Avec le cinquième chapitre (« Entre deux corps »), l’étude entre plus directement dans la chair des situations entre deux personnes en les envisageant spécifiquement comme des « entre deux corps ». En prenant au sérieux l’importance que le corps a toujours eu dans le cinéma de Philippe Garrel, en posant comme un présupposé la capacité du corps à se faire « langage » ou « écriture », parfois par les seules « mises en rapport morphologique » ainsi que nous les nommerons, ce pan de l’étude réduira donc les personnages à leur corps pour chercher à comprendre ce que les « entre deux corps » expriment dès lors que l’on se fait attentif à leur « rhétorique ».
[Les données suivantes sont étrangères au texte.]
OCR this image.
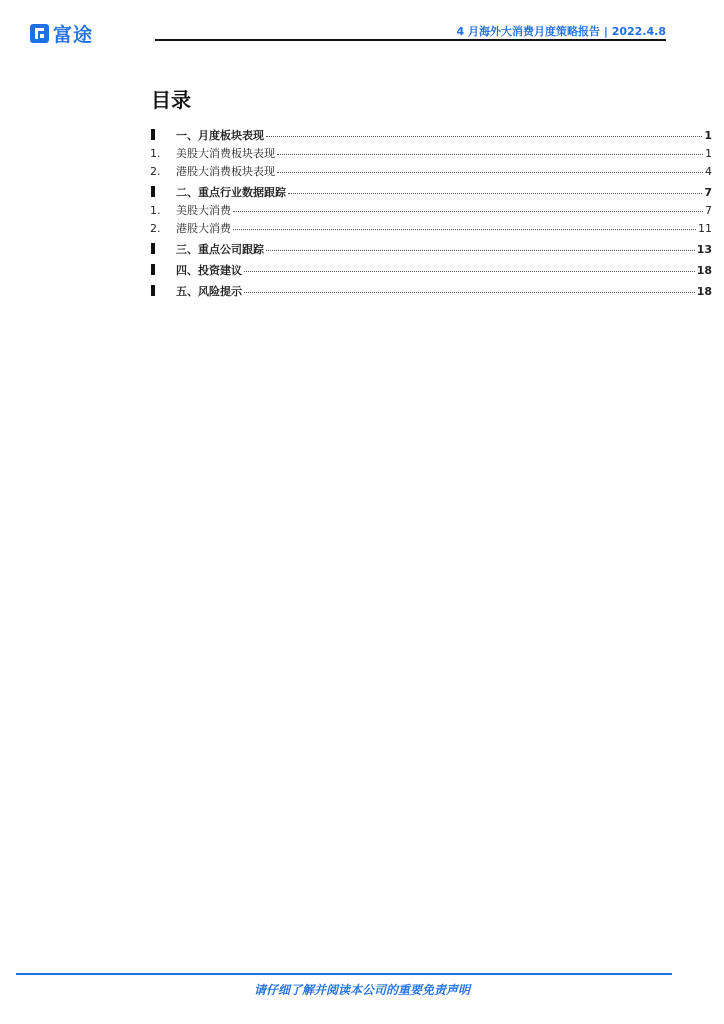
富途	4 月海外大消费月度策略报告 | 2022.4.8
目录
一、月度板块表现	1
1.	美股大消费板块表现	1
2.	港股大消费板块表现	4
二、重点行业数据跟踪	7
1.	美股大消费	7
2.	港股大消费	11
三、重点公司跟踪	13
四、投资建议	18
五、风险提示	18
请仔细了解并阅读本公司的重要免责声明
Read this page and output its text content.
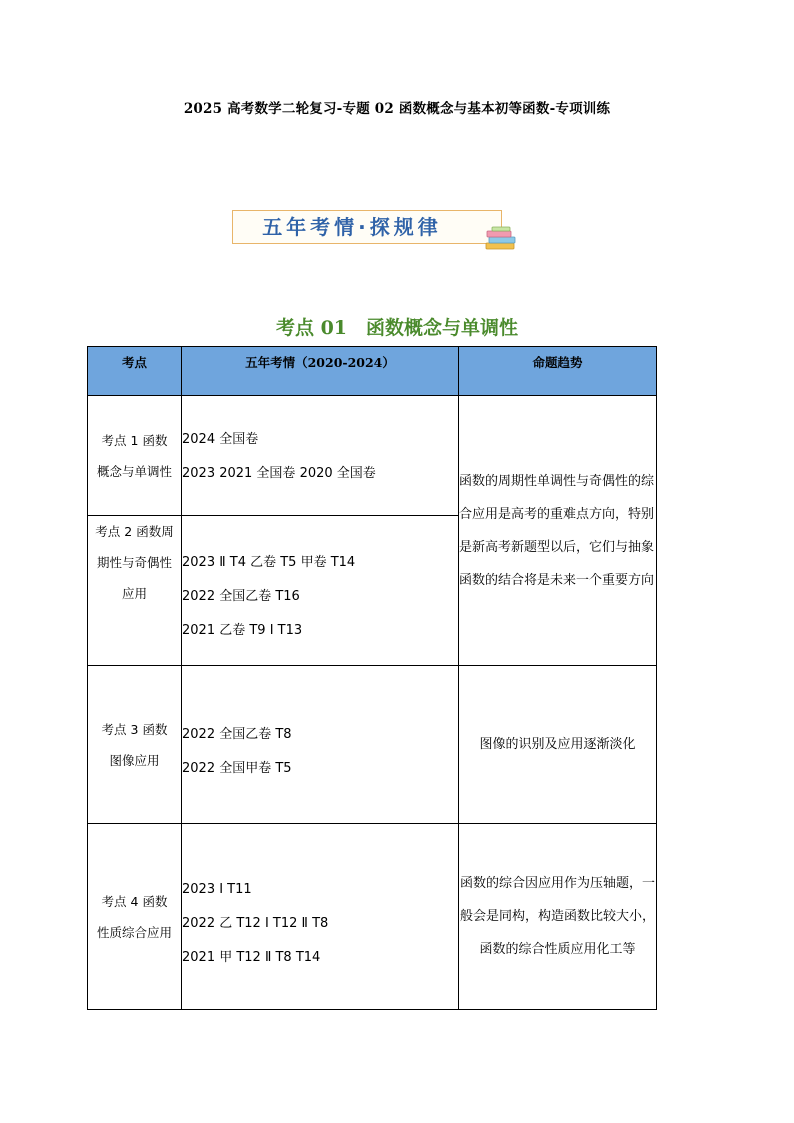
2025 高考数学二轮复习-专题 02 函数概念与基本初等函数-专项训练
五年考情·探规律
考点 01　函数概念与单调性
考点	五年考情（2020-2024）	命题趋势
考点 1 函数概念与单调性	2024 全国卷
2023 2021 全国卷 2020 全国卷	函数的周期性单调性与奇偶性的综合应用是高考的重难点方向，特别是新高考新题型以后，它们与抽象函数的结合将是未来一个重要方向
考点 2 函数周期性与奇偶性应用	2023 Ⅱ T4 乙卷 T5 甲卷 T14
2022 全国乙卷 T16
2021 乙卷 T9 Ⅰ T13	

考点 3 函数图像应用	2022 全国乙卷 T8
2022 全国甲卷 T5	图像的识别及应用逐渐淡化
考点 4 函数性质综合应用	2023 Ⅰ T11
2022 乙 T12 Ⅰ T12 Ⅱ T8
2021 甲 T12 Ⅱ T8 T14	函数的综合因应用作为压轴题，一般会是同构，构造函数比较大小，函数的综合性质应用化工等
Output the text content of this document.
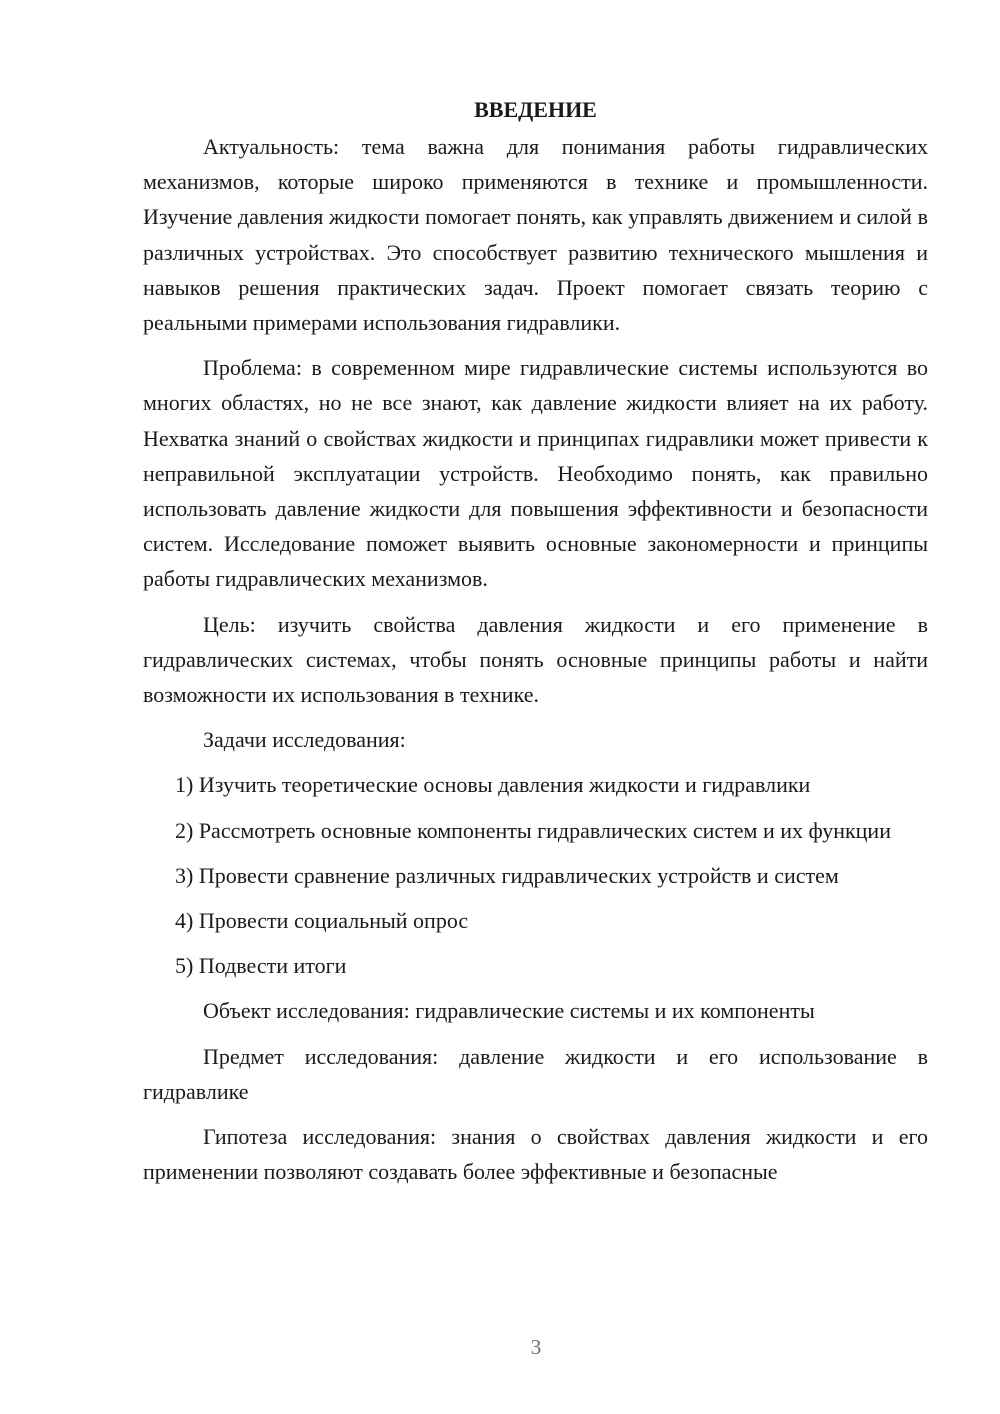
ВВЕДЕНИЕ

Актуальность: тема важна для понимания работы гидравлических механизмов, которые широко применяются в технике и промышленности. Изучение давления жидкости помогает понять, как управлять движением и силой в различных устройствах. Это способствует развитию технического мышления и навыков решения практических задач. Проект помогает связать теорию с реальными примерами использования гидравлики.

Проблема: в современном мире гидравлические системы используются во многих областях, но не все знают, как давление жидкости влияет на их работу. Нехватка знаний о свойствах жидкости и принципах гидравлики может привести к неправильной эксплуатации устройств. Необходимо понять, как правильно использовать давление жидкости для повышения эффективности и безопасности систем. Исследование поможет выявить основные закономерности и принципы работы гидравлических механизмов.

Цель: изучить свойства давления жидкости и его применение в гидравлических системах, чтобы понять основные принципы работы и найти возможности их использования в технике.

Задачи исследования:

1) Изучить теоретические основы давления жидкости и гидравлики

2) Рассмотреть основные компоненты гидравлических систем и их функции

3) Провести сравнение различных гидравлических устройств и систем

4) Провести социальный опрос

5) Подвести итоги

Объект исследования: гидравлические системы и их компоненты

Предмет исследования: давление жидкости и его использование в гидравлике

Гипотеза исследования: знания о свойствах давления жидкости и его применении позволяют создавать более эффективные и безопасные

3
Comme si le travelling-avant de l’étude se mettait à voir les situations entre deux personnes en gros plan et parce que les choix de monstration amènent très souvent le spectateur à ne connaître d’une situation entre deux personnes que les deux visages en co-présence, la dimension de l’« entre deux visages » méritait à elle seule de constituer un chapitre entier de cette étude. Le sixième chapitre (« Entre deux visages ») lui sera donc entièrement consacré. Il nous permettra de montrer de quelle manière Philippe Garrel parvient à transformer en certaines occurrences une situation entre deux personnes en « lieu d’un regard sur un regard », avant de rencontrer une configuration filmique parmi les plus spécifiques de l’économie figurative des films de la quatrième période : celle du « double portrait ».
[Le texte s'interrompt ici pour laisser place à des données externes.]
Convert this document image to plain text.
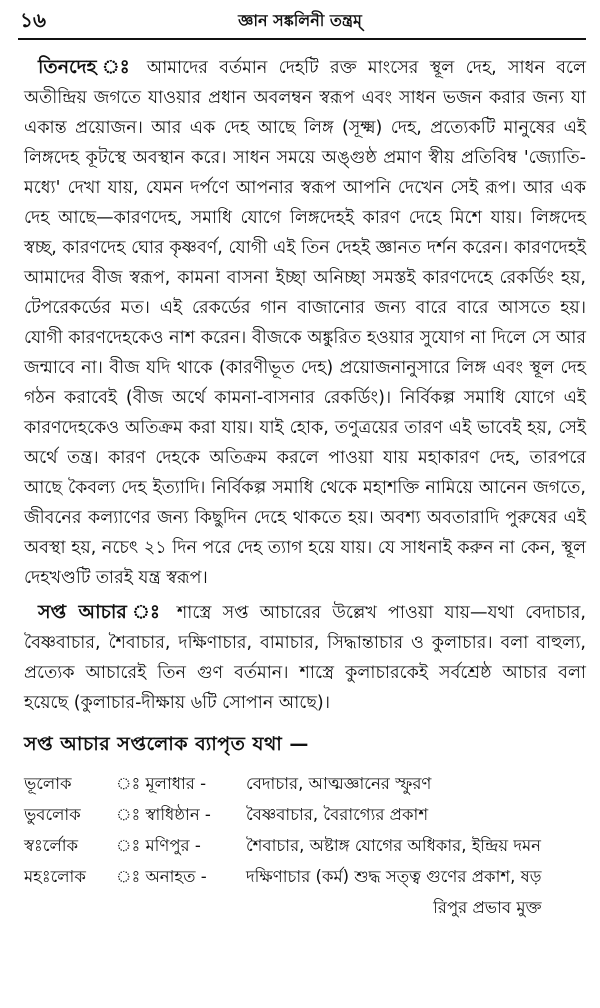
১৬	জ্ঞান সঙ্কলিনী তন্ত্রম্

তিনদেহ ঃ আমাদের বর্তমান দেহটি রক্ত মাংসের স্থূল দেহ, সাধন বলে অতীন্দ্রিয় জগতে যাওয়ার প্রধান অবলম্বন স্বরূপ এবং সাধন ভজন করার জন্য যা একান্ত প্রয়োজন। আর এক দেহ আছে লিঙ্গ (সূক্ষ্ম) দেহ, প্রত্যেকটি মানুষের এই লিঙ্গদেহ কূটস্থে অবস্থান করে। সাধন সময়ে অঙ্গুষ্ঠ প্রমাণ স্বীয় প্রতিবিম্ব 'জ্যোতি-মধ্যে' দেখা যায়, যেমন দর্পণে আপনার স্বরূপ আপনি দেখেন সেই রূপ। আর এক দেহ আছে—কারণদেহ, সমাধি যোগে লিঙ্গদেহই কারণ দেহে মিশে যায়। লিঙ্গদেহ স্বচ্ছ, কারণদেহ ঘোর কৃষ্ণবর্ণ, যোগী এই তিন দেহই জ্ঞানত দর্শন করেন। কারণদেহই আমাদের বীজ স্বরূপ, কামনা বাসনা ইচ্ছা অনিচ্ছা সমস্তই কারণদেহে রেকর্ডিং হয়, টেপরেকর্ডের মত। এই রেকর্ডের গান বাজানোর জন্য বারে বারে আসতে হয়। যোগী কারণদেহকেও নাশ করেন। বীজকে অঙ্কুরিত হওয়ার সুযোগ না দিলে সে আর জন্মাবে না। বীজ যদি থাকে (কারণীভূত দেহ) প্রয়োজনানুসারে লিঙ্গ এবং স্থূল দেহ গঠন করাবেই (বীজ অর্থে কামনা-বাসনার রেকর্ডিং)। নির্বিকল্প সমাধি যোগে এই কারণদেহকেও অতিক্রম করা যায়। যাই হোক, তণুত্রয়ের তারণ এই ভাবেই হয়, সেই অর্থে তন্ত্র। কারণ দেহকে অতিক্রম করলে পাওয়া যায় মহাকারণ দেহ, তারপরে আছে কৈবল্য দেহ ইত্যাদি। নির্বিকল্প সমাধি থেকে মহাশক্তি নামিয়ে আনেন জগতে, জীবনের কল্যাণের জন্য কিছুদিন দেহে থাকতে হয়। অবশ্য অবতারাদি পুরুষের এই অবস্থা হয়, নচেৎ ২১ দিন পরে দেহ ত্যাগ হয়ে যায়। যে সাধনাই করুন না কেন, স্থূল দেহখণ্ডটি তারই যন্ত্র স্বরূপ।

সপ্ত আচার ঃ শাস্ত্রে সপ্ত আচারের উল্লেখ পাওয়া যায়—যথা বেদাচার, বৈষ্ণবাচার, শৈবাচার, দক্ষিণাচার, বামাচার, সিদ্ধান্তাচার ও কুলাচার। বলা বাহুল্য, প্রত্যেক আচারেই তিন গুণ বর্তমান। শাস্ত্রে কুলাচারকেই সর্বশ্রেষ্ঠ আচার বলা হয়েছে (কুলাচার-দীক্ষায় ৬টি সোপান আছে)।

সপ্ত আচার সপ্তলোক ব্যাপৃত যথা —
ভূলোক	ঃ মূলাধার -	বেদাচার, আত্মজ্ঞানের স্ফুরণ
ভুবলোক	ঃ স্বাধিষ্ঠান -	বৈষ্ণবাচার, বৈরাগ্যের প্রকাশ
স্বঃর্লোক	ঃ মণিপুর -	শৈবাচার, অষ্টাঙ্গ যোগের অধিকার, ইন্দ্রিয় দমন
মহঃলোক	ঃ অনাহত -	দক্ষিণাচার (কর্ম) শুদ্ধ সত্ত্ব গুণের প্রকাশ, ষড়
রিপুর প্রভাব মুক্ত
Autant certains films d’avant la quatrième période de son cinéma pouvaient être entièrement muets ou silencieux – Les Hautes solitudes (1974), Athanor (1972) –, autant les films de la quatrième période ménagent une place importante à la parole et à la forme dialoguée. En conformité avec le mouvement de rapprochement de l’étude, après l’« entre deux visages », il fallait donc s’intéresser à ce qui a pour site d’émergence le visage : la parole. C’eut été d’ailleurs passer à côté de ce qui représente l’une des caractéristiques fondatrices de la quatrième période, à savoir le travail en collaboration étroite avec des co-scénaristes qui sont avant tout des dialoguistes (Marc Cholodenko, mais aussi Noémie Lvovsky, Arlette Langmann, etc.), que de ne pas envisager la dimension des échanges de paroles dans les films qui la constituent. Or, tout comme une situation entre deux personnes peut, par décision analytique, se laisser réduire à un « entre deux corps », elle peut se ramener à un « entre deux voix », ce qui formera le présupposé du septième chapitre de cette recherche (« Entre deux voix »). Au cours de ce chapitre, si le contenu de ce qui se dit entre deux personnages sera naturellement pris en considération, ce sera essentiellement la nature interactive des échanges de paroles qui occupera le premier plan de nos préoccupations, pour des raisons qui seront précisément expliquées en tête de chapitre. C’est ainsi que nous insisterons sur la fonction conjonctive que peut avoir la parole dans les films de la quatrième période, avant de faire porter l’accent sur la « dramatique de la coupure-lien » (autrement nommée « malaise dans la coopération ») qui peut être inhérente aux échanges de paroles et qui culmine entre Serge et Paul dans Le Vent de la nuit.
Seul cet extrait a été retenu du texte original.